The majority are worth pennies -- except for ones like the 1943S copper pennies. Coin collector Bob Campbell says the coin is one in a million.
"A coin just like this just recently sold a few months ago for $1 million," Campbell said.
Campbell purchased his precious penny years ago, and it cost him $20,000.
"So it's been a pretty good investment so far," he said.
There are only 20 or so known 1943 copper pennies that were minted from San Francisco, Denver, or Philadelphia, and they're mostly in the hands of collectors.
But what makes it valuable? The US was not supposed to make copper ones in 1943 because...

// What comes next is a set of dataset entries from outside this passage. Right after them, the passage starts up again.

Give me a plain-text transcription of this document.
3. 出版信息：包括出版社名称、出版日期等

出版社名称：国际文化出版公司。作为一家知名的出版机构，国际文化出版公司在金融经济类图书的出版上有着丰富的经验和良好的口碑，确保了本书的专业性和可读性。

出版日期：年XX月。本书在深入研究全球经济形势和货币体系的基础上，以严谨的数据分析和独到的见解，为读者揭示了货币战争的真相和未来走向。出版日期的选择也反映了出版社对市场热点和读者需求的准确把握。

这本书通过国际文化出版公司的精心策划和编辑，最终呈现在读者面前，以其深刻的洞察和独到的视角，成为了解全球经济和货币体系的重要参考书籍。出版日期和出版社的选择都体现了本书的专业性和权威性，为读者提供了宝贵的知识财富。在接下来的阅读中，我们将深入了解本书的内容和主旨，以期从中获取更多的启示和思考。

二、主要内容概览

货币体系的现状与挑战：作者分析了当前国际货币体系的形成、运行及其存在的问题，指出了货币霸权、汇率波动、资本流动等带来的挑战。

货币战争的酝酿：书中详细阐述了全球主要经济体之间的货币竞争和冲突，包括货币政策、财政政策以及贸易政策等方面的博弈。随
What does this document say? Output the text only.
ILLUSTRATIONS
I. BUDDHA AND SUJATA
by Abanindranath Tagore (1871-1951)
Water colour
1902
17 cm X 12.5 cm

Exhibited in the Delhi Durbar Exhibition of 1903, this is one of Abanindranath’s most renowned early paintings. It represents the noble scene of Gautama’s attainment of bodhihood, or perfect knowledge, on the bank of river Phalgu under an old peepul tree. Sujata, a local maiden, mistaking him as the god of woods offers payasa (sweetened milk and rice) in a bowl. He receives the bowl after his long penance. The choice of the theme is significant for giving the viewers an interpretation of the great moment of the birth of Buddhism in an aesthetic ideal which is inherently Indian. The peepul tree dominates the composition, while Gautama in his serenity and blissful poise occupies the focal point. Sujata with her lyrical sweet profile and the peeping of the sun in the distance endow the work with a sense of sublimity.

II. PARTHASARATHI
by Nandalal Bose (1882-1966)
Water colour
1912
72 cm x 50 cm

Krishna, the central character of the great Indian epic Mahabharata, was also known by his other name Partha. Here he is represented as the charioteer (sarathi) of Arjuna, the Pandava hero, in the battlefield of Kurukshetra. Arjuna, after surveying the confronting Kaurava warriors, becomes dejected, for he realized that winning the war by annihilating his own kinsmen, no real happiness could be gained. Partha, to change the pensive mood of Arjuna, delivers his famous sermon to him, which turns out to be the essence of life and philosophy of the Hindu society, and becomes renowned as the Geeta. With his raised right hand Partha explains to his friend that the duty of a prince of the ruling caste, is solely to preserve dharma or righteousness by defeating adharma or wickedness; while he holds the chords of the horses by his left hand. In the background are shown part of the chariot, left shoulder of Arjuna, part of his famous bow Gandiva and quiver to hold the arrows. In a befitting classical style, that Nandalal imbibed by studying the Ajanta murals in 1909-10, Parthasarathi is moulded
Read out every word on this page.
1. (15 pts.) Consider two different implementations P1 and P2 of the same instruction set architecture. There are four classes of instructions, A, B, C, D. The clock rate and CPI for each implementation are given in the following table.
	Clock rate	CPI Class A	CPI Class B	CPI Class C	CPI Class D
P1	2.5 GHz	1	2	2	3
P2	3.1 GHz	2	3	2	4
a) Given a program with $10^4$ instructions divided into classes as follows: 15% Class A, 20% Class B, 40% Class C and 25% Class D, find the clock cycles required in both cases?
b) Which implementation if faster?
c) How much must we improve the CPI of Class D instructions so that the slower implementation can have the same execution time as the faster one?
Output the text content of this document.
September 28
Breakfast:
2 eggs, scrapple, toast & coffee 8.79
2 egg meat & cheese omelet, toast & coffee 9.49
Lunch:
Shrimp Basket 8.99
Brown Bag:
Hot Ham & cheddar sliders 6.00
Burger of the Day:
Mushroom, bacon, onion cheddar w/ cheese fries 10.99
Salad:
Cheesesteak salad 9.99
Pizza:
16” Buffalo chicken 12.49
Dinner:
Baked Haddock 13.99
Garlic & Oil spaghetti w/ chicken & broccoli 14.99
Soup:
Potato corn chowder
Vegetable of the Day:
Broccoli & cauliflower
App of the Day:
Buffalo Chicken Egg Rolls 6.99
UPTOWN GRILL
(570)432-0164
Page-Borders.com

"They needed to take the copper out of the pennies to make shell casings for the war effort," Campbell said.
So the '43 pennies were made from steel. But according to Campbell, a few copper ones were mistakenly minted and put into circulation. Collectors have been looking for this prized penny for decades.
"It's a fantasy coin. It's a coin that people spend hundreds of hours looking for," coin dealer Jeff Berkoff said.
So what are the odds? Can you really find something of value in your pocket?
"About one a decade gets found right now. And when they come to market, they're worth quite a bit of money," Campbell said.
And it's not just the '43 pennies that are valuable. The 1955 double-die penny is worth over $25,000. There's also the 1937-D three-legged buffalo nickel. It can go for over $1,000, based on its condition.
Even the youngest of collectors have plans if they find the million dollar penny.
"It's just cool, and I probably wouldn't even trade it," coin collector William Wilks said.
If you do come across a 1943 penny, grab a magnet. If it doesn't stick, chances are it's real.
Word of caution: There are counterfeits out there so be careful. You can contact the Greater Houston Coin Club, and they can put you in touch with professionals to help prove its authenticity.